Ontem, a Secom já havia divulgado uma peça publicitária com a frase do presidente sobre a questão da vacinação. De acordo com a pasta, “impor obrigações definitivamente não está nos planos”.

Mais cedo, o vice-presidente Hamilton Mourão (PRTB) falou sobre a posição do presidente Jair Bolsonaro que questiona a obrigatoriedade da vacinação. “Acho que você pode encontrar gente que não quer tomar a vacina. É o que eu te digo: você vai agarrar à força? Foi isso que ele quis dizer”, disse Mourão a repórteres em Brasília.

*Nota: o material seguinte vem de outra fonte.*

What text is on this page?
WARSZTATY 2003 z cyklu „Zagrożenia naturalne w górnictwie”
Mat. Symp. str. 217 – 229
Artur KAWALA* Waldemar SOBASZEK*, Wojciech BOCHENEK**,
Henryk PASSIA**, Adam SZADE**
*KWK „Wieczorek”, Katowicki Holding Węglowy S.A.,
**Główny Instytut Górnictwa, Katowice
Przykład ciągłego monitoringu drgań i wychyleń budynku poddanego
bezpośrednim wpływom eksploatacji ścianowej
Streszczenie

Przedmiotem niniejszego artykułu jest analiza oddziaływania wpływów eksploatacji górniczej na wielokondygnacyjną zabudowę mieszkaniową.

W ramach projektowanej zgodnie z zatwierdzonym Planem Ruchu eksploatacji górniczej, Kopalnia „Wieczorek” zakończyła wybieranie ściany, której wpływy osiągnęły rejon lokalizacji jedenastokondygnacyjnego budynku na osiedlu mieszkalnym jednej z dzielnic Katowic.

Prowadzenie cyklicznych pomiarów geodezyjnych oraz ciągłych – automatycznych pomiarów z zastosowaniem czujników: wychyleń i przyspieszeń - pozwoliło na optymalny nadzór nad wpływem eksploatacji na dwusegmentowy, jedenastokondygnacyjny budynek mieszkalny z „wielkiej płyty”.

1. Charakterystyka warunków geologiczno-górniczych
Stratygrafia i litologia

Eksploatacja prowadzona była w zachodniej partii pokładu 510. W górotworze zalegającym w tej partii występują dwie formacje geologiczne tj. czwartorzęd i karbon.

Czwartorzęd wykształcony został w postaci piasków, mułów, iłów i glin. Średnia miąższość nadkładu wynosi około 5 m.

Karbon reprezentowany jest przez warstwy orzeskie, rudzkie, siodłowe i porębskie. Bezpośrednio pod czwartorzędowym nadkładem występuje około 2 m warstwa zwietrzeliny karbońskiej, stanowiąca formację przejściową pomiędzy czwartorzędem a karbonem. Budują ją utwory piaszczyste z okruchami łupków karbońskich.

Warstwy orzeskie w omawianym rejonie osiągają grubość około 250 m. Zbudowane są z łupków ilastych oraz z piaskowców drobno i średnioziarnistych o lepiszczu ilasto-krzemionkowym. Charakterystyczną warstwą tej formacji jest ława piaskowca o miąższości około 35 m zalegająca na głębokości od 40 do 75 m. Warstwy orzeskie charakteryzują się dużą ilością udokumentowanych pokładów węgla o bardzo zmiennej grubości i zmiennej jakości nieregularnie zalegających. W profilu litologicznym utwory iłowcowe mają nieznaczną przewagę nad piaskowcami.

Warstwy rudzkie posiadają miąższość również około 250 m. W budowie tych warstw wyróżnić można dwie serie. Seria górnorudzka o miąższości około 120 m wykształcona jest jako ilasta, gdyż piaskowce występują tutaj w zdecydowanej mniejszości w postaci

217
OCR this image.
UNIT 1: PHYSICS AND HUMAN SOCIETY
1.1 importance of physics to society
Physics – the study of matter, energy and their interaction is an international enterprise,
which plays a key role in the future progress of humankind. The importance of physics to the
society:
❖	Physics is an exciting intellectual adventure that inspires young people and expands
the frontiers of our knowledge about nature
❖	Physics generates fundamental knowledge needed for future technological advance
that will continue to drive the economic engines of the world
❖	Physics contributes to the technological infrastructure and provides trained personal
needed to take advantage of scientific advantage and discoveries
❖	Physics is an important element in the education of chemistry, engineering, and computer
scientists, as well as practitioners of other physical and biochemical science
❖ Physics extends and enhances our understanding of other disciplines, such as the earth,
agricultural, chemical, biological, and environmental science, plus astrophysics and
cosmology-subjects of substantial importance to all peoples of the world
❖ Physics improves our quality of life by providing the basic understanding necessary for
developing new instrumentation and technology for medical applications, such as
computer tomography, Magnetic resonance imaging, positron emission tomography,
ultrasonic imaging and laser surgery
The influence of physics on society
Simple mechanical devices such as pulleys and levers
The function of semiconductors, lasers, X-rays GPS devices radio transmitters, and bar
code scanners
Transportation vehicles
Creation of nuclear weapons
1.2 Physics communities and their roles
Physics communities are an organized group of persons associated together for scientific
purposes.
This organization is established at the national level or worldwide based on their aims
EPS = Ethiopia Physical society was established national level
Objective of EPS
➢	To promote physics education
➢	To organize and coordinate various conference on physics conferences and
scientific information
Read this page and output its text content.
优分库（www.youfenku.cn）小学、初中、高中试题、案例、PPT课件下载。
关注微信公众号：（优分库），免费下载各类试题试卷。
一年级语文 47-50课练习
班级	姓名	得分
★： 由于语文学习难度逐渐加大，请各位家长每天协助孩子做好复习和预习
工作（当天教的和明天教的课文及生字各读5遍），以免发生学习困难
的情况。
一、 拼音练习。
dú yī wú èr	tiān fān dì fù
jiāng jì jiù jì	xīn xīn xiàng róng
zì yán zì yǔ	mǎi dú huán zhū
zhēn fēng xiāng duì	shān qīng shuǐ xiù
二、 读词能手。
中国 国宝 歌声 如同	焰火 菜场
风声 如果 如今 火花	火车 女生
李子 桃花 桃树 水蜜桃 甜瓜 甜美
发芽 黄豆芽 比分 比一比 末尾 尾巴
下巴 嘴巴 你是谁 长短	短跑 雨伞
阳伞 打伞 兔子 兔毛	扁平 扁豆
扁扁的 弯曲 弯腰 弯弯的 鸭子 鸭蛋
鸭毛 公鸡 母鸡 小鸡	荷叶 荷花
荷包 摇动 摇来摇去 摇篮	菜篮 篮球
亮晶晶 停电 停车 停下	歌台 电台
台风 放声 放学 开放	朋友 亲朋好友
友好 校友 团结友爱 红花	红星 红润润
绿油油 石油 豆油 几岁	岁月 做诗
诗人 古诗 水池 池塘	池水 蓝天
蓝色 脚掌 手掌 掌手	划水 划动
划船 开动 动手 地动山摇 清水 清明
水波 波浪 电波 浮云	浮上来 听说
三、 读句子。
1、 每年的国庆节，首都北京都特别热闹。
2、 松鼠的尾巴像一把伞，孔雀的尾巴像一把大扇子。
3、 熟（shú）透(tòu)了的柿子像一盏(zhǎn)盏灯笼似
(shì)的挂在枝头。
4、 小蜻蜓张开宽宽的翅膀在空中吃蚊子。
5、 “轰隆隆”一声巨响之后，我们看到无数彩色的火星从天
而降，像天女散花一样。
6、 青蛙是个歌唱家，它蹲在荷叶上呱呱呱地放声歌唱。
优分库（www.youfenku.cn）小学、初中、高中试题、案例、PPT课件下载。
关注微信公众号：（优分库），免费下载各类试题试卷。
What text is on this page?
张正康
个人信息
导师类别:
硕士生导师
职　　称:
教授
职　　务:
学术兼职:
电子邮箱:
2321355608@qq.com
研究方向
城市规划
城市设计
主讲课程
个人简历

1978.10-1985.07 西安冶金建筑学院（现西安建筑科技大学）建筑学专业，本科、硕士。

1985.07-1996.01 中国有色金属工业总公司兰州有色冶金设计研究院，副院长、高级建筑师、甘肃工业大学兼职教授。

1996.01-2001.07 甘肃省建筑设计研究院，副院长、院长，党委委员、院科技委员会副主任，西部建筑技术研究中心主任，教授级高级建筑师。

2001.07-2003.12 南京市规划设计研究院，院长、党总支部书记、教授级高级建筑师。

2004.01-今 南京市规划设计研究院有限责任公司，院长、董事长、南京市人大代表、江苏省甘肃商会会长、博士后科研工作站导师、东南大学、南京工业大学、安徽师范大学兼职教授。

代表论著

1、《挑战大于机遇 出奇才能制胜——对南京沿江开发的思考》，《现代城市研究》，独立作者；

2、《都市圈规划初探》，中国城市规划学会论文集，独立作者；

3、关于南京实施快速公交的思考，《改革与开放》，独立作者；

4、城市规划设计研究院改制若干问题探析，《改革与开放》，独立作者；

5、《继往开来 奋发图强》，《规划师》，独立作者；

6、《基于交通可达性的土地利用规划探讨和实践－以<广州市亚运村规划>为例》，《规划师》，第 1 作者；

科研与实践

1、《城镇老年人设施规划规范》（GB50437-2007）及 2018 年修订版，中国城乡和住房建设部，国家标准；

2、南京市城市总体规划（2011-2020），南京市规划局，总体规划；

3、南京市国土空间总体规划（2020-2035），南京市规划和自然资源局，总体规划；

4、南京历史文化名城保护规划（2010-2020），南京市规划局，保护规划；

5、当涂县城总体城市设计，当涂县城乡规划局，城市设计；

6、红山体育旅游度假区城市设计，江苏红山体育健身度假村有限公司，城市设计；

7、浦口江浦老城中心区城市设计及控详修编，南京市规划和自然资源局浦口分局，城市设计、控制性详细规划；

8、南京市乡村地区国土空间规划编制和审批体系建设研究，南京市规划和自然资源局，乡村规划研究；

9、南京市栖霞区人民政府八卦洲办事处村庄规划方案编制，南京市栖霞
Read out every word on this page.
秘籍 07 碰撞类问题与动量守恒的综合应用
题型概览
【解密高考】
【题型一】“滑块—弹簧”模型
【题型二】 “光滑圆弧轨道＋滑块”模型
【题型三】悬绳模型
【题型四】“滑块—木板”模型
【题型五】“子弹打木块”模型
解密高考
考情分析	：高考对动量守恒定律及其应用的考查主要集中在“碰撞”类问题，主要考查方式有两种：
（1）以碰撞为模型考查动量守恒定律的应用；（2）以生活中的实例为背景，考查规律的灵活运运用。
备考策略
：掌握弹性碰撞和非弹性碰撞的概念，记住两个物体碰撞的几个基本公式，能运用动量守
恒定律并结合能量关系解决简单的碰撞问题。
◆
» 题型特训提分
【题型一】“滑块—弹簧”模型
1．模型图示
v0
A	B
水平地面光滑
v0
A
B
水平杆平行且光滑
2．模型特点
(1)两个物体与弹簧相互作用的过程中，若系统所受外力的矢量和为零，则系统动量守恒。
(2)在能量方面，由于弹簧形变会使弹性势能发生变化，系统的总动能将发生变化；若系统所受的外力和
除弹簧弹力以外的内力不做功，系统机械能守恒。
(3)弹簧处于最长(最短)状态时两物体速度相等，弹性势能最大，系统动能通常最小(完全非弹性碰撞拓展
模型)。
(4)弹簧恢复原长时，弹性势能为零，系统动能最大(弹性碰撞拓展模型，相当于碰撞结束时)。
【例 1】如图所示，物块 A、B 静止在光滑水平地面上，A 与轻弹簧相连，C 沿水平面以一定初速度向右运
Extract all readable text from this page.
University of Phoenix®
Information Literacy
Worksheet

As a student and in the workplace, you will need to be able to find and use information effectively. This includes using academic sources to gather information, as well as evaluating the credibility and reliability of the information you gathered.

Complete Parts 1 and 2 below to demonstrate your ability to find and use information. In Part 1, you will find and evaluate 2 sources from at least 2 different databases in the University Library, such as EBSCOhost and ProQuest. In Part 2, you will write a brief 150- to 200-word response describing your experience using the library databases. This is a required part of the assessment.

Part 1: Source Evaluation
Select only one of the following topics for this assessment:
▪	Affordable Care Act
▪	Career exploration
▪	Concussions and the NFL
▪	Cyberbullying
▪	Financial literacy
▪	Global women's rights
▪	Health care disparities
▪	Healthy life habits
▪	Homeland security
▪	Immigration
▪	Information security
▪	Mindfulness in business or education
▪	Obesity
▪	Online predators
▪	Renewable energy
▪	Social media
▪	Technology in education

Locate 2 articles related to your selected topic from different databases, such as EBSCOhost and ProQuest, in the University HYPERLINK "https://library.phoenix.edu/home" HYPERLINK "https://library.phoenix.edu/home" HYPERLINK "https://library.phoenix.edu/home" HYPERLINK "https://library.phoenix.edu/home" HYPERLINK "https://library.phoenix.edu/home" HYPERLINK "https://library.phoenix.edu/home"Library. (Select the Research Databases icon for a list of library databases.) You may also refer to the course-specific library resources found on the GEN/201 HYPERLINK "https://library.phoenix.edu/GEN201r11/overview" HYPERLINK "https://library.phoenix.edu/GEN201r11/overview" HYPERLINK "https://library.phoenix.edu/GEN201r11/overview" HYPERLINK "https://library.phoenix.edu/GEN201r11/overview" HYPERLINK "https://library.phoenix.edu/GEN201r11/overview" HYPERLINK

A fala do presidente foi criticada inclusive por funcionários da OMS (Organização Mundial de Saúde). Além disso, o raciocínio de ambos vai de encontro com uma lei sancionada pelo próprio Bolsonaro ainda em fevereiro, quando a epidemia do novo coronavírus começava a tomar grandes proporções no mundo.

O projeto de lei foi uma iniciativa do próprio governo e era assinado pelo então ministro da Saúde Luiz Henrique Mandetta. A Lei nº 13.979, assinada em 6 de fevereiro de 2020, garante que uma série de medidas sejam adotadas diante de “emergência de saúde pública”, inclusive a obrigatoriedade da vacina.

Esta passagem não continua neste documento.